A book of mine says the following is true, and I am having some trouble proving it. (I've considered using the Lebesgue differentiation theorem and absolute continuity, as well as elementary analysis methods.)
Let $f: [0, \infty) \rightarrow \mathbb{R}$ be continuous and have right derivatives at each point in the domain, with the right derivative function being continuous.
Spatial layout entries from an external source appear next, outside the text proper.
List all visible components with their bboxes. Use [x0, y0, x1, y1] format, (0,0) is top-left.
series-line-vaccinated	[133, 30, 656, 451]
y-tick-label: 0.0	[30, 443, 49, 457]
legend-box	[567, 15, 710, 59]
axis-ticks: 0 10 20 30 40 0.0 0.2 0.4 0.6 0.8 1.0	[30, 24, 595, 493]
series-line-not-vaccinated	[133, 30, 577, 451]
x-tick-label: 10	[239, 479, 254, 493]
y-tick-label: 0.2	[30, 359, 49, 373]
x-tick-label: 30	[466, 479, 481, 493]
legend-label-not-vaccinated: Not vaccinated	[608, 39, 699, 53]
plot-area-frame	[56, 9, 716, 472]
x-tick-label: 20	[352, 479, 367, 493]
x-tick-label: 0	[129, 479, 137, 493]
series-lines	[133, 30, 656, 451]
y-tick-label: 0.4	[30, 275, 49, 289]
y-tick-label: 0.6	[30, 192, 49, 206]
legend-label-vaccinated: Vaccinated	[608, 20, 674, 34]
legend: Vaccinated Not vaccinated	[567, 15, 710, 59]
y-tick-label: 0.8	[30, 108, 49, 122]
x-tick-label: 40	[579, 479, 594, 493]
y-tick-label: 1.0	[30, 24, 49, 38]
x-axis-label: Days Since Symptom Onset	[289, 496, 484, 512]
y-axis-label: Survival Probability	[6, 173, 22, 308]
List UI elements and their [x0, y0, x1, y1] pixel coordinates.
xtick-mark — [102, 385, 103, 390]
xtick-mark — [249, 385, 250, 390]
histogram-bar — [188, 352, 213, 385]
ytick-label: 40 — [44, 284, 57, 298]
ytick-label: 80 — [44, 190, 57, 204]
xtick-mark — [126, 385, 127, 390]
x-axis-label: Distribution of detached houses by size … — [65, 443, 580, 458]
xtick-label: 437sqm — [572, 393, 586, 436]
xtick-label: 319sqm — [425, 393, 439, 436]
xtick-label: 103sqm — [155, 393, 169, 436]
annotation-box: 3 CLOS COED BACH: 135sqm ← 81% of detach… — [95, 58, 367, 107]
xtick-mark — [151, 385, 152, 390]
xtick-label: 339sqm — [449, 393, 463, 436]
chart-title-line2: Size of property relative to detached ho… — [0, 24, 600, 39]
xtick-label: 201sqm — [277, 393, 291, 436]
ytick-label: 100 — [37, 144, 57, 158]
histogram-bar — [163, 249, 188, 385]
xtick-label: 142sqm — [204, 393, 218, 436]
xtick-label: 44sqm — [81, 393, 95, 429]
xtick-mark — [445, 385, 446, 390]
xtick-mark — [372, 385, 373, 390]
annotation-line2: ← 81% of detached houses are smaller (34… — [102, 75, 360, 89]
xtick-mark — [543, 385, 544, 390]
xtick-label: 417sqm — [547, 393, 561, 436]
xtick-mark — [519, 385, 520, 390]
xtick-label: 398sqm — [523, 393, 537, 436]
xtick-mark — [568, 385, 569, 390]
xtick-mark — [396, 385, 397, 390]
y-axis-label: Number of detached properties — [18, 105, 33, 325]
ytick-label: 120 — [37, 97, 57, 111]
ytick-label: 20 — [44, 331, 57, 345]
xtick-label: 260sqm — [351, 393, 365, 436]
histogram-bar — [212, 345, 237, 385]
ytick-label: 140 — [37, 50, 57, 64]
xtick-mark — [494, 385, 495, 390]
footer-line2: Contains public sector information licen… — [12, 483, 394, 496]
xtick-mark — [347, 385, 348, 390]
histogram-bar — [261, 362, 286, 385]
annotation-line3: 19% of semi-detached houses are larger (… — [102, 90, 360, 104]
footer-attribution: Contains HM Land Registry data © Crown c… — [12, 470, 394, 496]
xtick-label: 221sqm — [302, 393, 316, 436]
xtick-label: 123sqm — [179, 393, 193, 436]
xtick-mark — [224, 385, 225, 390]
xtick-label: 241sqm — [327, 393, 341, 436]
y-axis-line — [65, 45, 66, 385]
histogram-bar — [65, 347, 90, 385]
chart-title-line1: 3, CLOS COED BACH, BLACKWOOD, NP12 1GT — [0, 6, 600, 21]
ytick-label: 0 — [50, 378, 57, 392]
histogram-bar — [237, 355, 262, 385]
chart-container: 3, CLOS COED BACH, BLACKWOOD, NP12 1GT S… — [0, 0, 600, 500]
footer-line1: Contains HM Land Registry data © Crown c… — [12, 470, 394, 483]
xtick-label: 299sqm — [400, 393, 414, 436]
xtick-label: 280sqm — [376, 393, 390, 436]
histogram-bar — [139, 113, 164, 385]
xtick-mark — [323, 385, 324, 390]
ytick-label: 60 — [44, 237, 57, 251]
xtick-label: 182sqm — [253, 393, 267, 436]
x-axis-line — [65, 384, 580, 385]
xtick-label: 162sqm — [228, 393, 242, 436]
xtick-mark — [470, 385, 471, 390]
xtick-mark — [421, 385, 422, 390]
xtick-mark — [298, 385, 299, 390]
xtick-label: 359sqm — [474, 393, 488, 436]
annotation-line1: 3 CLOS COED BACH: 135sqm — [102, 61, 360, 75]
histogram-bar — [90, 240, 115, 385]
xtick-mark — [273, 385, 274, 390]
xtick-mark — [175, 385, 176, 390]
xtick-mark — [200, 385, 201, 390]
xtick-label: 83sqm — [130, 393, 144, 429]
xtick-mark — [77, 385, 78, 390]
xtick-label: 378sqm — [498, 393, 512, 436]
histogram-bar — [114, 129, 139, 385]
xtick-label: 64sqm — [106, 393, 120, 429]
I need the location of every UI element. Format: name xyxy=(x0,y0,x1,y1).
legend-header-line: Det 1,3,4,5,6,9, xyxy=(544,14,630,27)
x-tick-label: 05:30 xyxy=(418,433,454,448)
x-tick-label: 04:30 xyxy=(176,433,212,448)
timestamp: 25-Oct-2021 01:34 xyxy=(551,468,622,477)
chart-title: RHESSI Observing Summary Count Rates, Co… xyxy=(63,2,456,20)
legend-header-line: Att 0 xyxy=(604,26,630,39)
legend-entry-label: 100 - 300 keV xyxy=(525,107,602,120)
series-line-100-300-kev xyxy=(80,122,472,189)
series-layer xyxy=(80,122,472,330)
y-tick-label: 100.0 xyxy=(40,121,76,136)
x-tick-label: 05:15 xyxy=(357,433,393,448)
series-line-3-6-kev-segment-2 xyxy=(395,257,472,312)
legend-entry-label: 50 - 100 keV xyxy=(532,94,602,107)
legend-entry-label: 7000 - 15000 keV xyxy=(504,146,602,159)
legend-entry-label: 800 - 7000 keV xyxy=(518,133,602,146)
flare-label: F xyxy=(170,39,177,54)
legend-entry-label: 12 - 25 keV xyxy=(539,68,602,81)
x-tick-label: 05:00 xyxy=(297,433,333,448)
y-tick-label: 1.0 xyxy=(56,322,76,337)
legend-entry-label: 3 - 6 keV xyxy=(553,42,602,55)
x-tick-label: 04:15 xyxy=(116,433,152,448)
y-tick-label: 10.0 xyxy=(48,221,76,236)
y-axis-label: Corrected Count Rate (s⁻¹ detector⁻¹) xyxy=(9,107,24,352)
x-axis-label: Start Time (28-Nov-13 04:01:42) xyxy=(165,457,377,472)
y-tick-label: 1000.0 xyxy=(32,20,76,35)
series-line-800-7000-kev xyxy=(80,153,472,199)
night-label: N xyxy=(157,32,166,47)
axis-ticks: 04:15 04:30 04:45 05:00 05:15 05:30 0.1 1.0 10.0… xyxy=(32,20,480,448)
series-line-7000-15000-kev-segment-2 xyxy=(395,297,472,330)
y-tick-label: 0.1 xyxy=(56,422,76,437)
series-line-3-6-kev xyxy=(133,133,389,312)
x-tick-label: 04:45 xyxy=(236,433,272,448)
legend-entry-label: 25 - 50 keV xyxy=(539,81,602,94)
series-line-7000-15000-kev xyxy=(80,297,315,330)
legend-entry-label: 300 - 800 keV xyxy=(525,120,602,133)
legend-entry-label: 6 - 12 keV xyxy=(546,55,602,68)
Then $f$ is differentiable.
Let us denote the right derivative of $f$ by $g$.
Lemma: Given $a<b$ and $m\le M$, if $m\le g\le M$ on $[a,b]$, then $$m\le\frac{f(b)-f(a)}{b-a}\le M.$$
Proof: Define $$L(a)=g(a)\quad\text{and}\quad L(x)=\frac{f(x)-f(a)}{x-a},\ x\in(a,b].$$ By definition, $L$ is continuous on $[a,b]$, and it suffices to show that for every $\delta>0$, $$E_\delta:=\Big\{x\in[a,b]\,\Big|\, m-\delta\le L(y)\le M+\delta, \forall y\in[a,x] \Big\}=[a,b].$$ By definition and the continuity of $L$, we know that $E_\delta=[a,c]$ for some $c\in[a,b]$, and from $m\le g(a)\le M$ we know $c>a$. Then from $c\in E_\delta $ and $m\le g(c)\le M$ it is easy to see that $c<b$ is impossible. Therefore, $c=b$ and the lemma follows. $\quad\square$
Now let us show that $f$ is differentiable for any $x>0$. Since $g$ is continuous, given $0<h<x$, we can define $$m_h=\min_{y\in[x-h,x]}g(y),\quad M_h=\max_{y\in[x-h,x]}g(y),$$ and we know that $$\lim_{h\to 0^+}m_h=\lim_{h\to 0^+}M_h=g(y).$$ Due to the lemma, for $a=x-h$, $b=x$, $m=m_h$ and $M=M_h$, we have $$m_h\le\frac{f(x-h)-f(x)}{-h}\le M_h.$$ Let $h\to 0^+$, it follows that the left derivative of $f$ at $x$ exists and is equal to $g(x)$, i.e. $f$ is differentiable at $x$. $\quad\square$
I would have commented but my rep is too low. Concerning the very nice answer of 23rd, I would like to point out the details of the proof. To prove the lemma it is sufficient to prove (and indeed it is what he's doing) that the sets $E_\delta$ are both closed and open for every $\delta$. The closeness of the sets follows from the fact that the quotient $\frac{f(x)-f(a)}{x-a}$ is a continuous quantity. To prove that the set is open, fix $x\in E_\delta\cap (a,b)$. Since $m\le g(x)\le M$, there exists a point $r'\in [x,b]$ such that \begin{equation*} m-\delta\le \frac{f(r)-f(x)}{r-x}\le M+\delta \end{equation*} holds for all $r\in [x,r']$. Therefore it follows \begin{equation*} f(r)-f(a)=(f(r)-f(x)) + (f(x)-f(a))\le (M+\delta)[(r-x)+(x-a)]=(M+\delta)(r-a) \end{equation*} and the converse inequality is analogous. Thus $r'\in E_\delta$ and we are done.